Décimal contre binaire à 5 bits
A1Z26 attribue à chaque lettre son rang : A=1, B=2, …, Z=26. C’est du décimal, immédiatement lisible.
Bacon attribue à chaque lettre un groupe de cinq symboles binaires (historiquement a et b) : A = aaaaa, B = aaaab, C = aaaba… Cinq bits suffisent à coder 32 combinaisons, largement de quoi couvrir l’alphabet.
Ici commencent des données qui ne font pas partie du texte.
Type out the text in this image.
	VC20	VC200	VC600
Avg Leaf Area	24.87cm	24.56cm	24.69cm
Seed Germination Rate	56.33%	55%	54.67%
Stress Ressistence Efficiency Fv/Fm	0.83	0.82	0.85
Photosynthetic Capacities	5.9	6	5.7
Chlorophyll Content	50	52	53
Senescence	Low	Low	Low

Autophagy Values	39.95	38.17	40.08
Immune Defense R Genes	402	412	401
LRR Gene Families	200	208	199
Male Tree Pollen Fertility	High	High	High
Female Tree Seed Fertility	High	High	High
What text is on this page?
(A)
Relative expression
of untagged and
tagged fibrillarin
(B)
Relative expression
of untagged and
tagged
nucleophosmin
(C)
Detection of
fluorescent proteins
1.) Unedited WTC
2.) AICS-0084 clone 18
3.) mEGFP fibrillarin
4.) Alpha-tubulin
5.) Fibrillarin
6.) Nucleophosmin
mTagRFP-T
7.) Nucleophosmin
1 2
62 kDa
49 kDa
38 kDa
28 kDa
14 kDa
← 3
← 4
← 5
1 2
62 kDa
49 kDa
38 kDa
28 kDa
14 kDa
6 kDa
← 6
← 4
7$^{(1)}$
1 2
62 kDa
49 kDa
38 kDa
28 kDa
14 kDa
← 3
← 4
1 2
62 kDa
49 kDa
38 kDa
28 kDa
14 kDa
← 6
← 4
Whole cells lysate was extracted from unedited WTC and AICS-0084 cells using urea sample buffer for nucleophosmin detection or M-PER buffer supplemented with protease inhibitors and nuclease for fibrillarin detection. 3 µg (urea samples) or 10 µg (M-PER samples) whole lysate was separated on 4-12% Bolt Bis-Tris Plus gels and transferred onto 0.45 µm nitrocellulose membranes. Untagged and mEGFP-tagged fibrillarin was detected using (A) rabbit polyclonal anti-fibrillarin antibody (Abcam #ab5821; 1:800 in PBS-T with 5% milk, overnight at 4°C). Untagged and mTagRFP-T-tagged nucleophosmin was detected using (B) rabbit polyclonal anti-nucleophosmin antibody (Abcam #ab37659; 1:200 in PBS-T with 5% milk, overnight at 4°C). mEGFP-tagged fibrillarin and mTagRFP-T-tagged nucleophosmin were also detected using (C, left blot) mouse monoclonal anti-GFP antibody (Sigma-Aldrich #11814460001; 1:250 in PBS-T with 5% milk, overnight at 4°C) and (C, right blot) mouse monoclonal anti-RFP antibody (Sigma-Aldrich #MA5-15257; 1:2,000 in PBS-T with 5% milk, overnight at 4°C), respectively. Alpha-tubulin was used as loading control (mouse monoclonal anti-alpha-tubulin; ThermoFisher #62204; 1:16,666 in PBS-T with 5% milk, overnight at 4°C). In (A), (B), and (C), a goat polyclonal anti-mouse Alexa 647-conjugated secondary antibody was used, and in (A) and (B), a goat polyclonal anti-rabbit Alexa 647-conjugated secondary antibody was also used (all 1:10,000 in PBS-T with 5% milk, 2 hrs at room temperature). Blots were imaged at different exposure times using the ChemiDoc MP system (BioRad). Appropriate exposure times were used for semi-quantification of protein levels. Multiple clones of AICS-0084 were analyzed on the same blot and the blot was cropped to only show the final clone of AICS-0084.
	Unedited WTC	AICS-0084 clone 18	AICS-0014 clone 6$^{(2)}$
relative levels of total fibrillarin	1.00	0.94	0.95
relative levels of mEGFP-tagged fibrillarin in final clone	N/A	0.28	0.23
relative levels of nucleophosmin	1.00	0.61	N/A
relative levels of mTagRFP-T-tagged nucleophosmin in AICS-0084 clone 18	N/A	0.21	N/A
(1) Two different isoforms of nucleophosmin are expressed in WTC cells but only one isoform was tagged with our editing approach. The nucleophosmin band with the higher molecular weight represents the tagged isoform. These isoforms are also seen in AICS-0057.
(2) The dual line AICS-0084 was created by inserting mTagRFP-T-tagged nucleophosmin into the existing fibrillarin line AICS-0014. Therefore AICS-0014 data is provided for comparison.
La vraie différence : Bacon se dissimule
Le génie de Bacon n’est pas le code lui-même, c’est ce qu’on en fait. Les deux « symboles » n’ont pas besoin d’être des lettres a/b : ce peut être deux polices, deux styles (droit/italique), majuscules/minuscules, deux longueurs de mot… On cache ainsi un message binaire à l’intérieur d’un texte anodin. C’est de la stéganographie : un lecteur non averti ne voit même pas qu’il y a un message.
A1Z26, lui, affiche ouvertement une suite de nombres — impossible à dissimuler, et évident à repérer.
Quand utiliser quoi
- Énigme numérique rapide, publics jeunes → A1Z26. La règle tient en une phrase.
- Message caché dans un autre texte, faux document, indice « invisible » → Bacon. Deux styles typographiques, et le secret disparaît à l’œil nu.
- Sécurité réelle → aucun. Ce sont des encodages (et une technique de dissimulation), pas des chiffres résistants.